O escritor e sociólogo Émile Durkheim (1858-1917) desenvolveu a ideia do “espírito de coletividade” como uma forma de compreender a coesão social. Segundo ele, a solidariedade e a interdependência entre os indivíduos eram fundamentais para a manutenção de uma sociedade saudável.
No entanto, nos dias turbulentos em que vivemos, parece que falar de valores comunitários se tornou uma mera utopia, uma vez que o ambiente atual é cada vez mais favorável à desunião e à individualidade.
Um dos exemplos mais evidentes dessa falta de coesão social está na religião, que deveria ser um elemento capaz de religar o homem ao seu Criador e promover a união entre as pessoas. Infelizmente, muitas vezes a religião se politiza e toma partido em questões sociais e políticas, contribuindo para a desagregação da sociedade ao invés de promover a sua união.
A politização das igrejas acaba gerando conflitos e divisões, em vez de fortalecer os laços entre as pessoas.
Outro campo no qual a desunião se manifesta é a política.

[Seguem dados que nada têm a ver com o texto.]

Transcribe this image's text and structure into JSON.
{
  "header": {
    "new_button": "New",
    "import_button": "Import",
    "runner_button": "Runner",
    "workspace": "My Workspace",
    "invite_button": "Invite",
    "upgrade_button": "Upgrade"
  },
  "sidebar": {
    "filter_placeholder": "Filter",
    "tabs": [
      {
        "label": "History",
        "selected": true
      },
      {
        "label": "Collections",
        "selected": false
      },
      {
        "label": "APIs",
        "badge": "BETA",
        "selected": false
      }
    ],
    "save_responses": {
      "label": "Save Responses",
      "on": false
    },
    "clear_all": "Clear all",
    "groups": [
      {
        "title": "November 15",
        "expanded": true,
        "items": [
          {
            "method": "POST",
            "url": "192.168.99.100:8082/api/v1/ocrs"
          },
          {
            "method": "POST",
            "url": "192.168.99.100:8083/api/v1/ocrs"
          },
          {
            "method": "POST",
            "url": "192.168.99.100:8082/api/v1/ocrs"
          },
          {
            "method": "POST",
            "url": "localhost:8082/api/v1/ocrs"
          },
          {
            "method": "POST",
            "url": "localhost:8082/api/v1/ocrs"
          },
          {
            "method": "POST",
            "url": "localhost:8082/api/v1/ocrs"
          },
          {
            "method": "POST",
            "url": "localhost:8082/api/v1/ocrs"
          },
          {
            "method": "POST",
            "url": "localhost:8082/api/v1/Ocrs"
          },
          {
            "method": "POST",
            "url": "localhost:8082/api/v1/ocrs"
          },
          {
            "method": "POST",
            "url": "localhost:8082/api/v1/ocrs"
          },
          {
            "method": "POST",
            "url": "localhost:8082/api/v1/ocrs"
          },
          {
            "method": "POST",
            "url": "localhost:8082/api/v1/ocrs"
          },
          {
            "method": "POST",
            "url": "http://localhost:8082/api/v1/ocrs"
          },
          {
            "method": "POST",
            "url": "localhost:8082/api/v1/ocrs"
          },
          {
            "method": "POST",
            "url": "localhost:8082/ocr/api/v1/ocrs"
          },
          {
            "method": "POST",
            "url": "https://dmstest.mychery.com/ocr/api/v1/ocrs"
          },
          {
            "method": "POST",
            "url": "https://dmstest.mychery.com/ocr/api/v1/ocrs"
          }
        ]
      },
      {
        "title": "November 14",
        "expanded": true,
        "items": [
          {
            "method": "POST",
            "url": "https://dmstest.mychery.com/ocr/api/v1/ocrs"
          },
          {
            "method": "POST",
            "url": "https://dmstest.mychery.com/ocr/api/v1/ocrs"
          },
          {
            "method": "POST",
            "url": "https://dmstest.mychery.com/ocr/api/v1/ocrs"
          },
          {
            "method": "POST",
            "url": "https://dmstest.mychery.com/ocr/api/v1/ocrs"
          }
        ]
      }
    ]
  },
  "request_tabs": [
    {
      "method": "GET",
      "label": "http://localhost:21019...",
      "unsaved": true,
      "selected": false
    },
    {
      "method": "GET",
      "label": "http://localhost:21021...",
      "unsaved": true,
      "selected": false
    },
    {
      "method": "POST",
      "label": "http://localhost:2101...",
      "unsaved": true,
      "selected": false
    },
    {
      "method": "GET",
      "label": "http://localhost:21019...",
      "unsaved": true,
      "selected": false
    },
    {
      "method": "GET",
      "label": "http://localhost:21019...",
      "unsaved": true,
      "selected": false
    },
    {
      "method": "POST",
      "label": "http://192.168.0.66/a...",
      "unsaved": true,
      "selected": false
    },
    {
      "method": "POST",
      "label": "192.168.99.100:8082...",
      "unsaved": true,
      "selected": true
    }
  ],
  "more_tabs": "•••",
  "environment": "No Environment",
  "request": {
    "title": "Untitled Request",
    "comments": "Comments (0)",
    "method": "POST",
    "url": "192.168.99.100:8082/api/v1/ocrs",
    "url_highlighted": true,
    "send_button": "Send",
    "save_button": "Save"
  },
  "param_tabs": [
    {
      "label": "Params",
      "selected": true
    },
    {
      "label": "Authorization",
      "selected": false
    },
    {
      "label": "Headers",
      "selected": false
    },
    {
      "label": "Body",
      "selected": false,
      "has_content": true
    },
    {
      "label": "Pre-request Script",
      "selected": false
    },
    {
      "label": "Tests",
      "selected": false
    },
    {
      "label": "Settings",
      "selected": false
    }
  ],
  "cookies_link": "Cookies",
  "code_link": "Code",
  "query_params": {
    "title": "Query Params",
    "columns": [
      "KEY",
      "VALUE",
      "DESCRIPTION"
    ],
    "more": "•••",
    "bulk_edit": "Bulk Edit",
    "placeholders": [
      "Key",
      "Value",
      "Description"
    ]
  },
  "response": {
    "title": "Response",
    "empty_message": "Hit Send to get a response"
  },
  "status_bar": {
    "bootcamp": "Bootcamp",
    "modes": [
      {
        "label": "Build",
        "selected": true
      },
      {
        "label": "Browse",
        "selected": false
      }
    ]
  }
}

Em teoria, a política deveria ser o meio pelo qual a sociedade busca o bem comum e se une em torno de projetos e ideais.
No entanto, observamos que a política muitas vezes se torna um instrumento de desunião, com partidos e líderes polarizando a sociedade e promovendo o confronto entre diferentes grupos.
A falta de diálogo construtivo e o excesso de confronto ideológico têm minado a capacidade de unir esforços em prol do bem-estar coletivo.
Até mesmo o esporte, que historicamente teve o poder de unir pessoas de diferentes origens e culturas, tem perdido o seu espírito esportivo.
O comportamento agressivo de torcedores, a rivalidade exacerbada entre times e as inúmeras polêmicas envolvendo corrupção têm contribuído para a desunião dos fãs. Em vez de ser um elemento de integração social, o esporte muitas vezes acaba gerando conflitos e divisões, alimentando rivalidades que vão além das quatro linhas.
Além disso, as redes sociais, que surgiram como uma ferramenta de conexão e comunicação, têm se consolidado como espaços de desunião e promoção de conflitos. A facilidade de disseminar informações e opiniões tem levado a uma polarização cada vez maior, com pessoas se agrupando em bolhas ideológicas e atacando aqueles que pensam diferente. A cultura do cancelamento e a propagação de ódio virtual têm gerado uma sociedade cada vez mais fragmentada e intolerante.
Nesse contexto, é evidente que perdemos a capacidade de elogiar, reconhecer e valorizar o próximo e suas realizações.
A crítica mordaz e o julgamento tornaram-se o foco principal, enquanto a empatia e a compreensão se tornaram escassas.
A sociedade contemporânea se define cada vez mais como uma sociedade de indivíduos egocêntricos, em que cada um defende seus próprios interesses sem se preocupar com a vida do próximo, do vizinho, do parente ou do amigo.
A lição de Durkheim sobre o espírito de coesão social parece ter perdido sentido em um mundo cada vez mais fragmentado.
No entanto, é importante resgatar esses valores comunitários e trabalhar pela reconstrução de uma sociedade mais unida.
É fundamental promover o diálogo, a tolerância e o respeito pelas diferenças, buscando pontos de convergência e construindo projetos coletivos que beneficiem a todos.
A transformação desse cenário requer esforços conjuntos, tanto por parte das instituições e líderes políticos e religiosos, quanto por parte de cada indivíduo. A educação desempenha um papel fundamental nesse processo, pois é por meio dela que se pode cultivar os valores de coletividade, empatia e solidariedade desde cedo.
O estímulo ao pensamento crítico, à compreensão das diferenças e ao respeito mútuo são elementos essenciais para a formação de uma sociedade mais coesa.
Em suma, o espírito de coesão social, conceituado por Émile Durkheim, parece estar ausente nos dias turbulentos que vivemos.
A desunião e a individualidade têm prevalecido em detrimento da solidariedade e da interdependência entre os indivíduos.
No entanto, é necessário refletir sobre esse panorama e buscar meios de resgatar os valores comunitários, promovendo a união em vez da desagregação. Somente assim poderemos construir uma sociedade mais justa, igualitária e harmoniosa para as futuras gerações.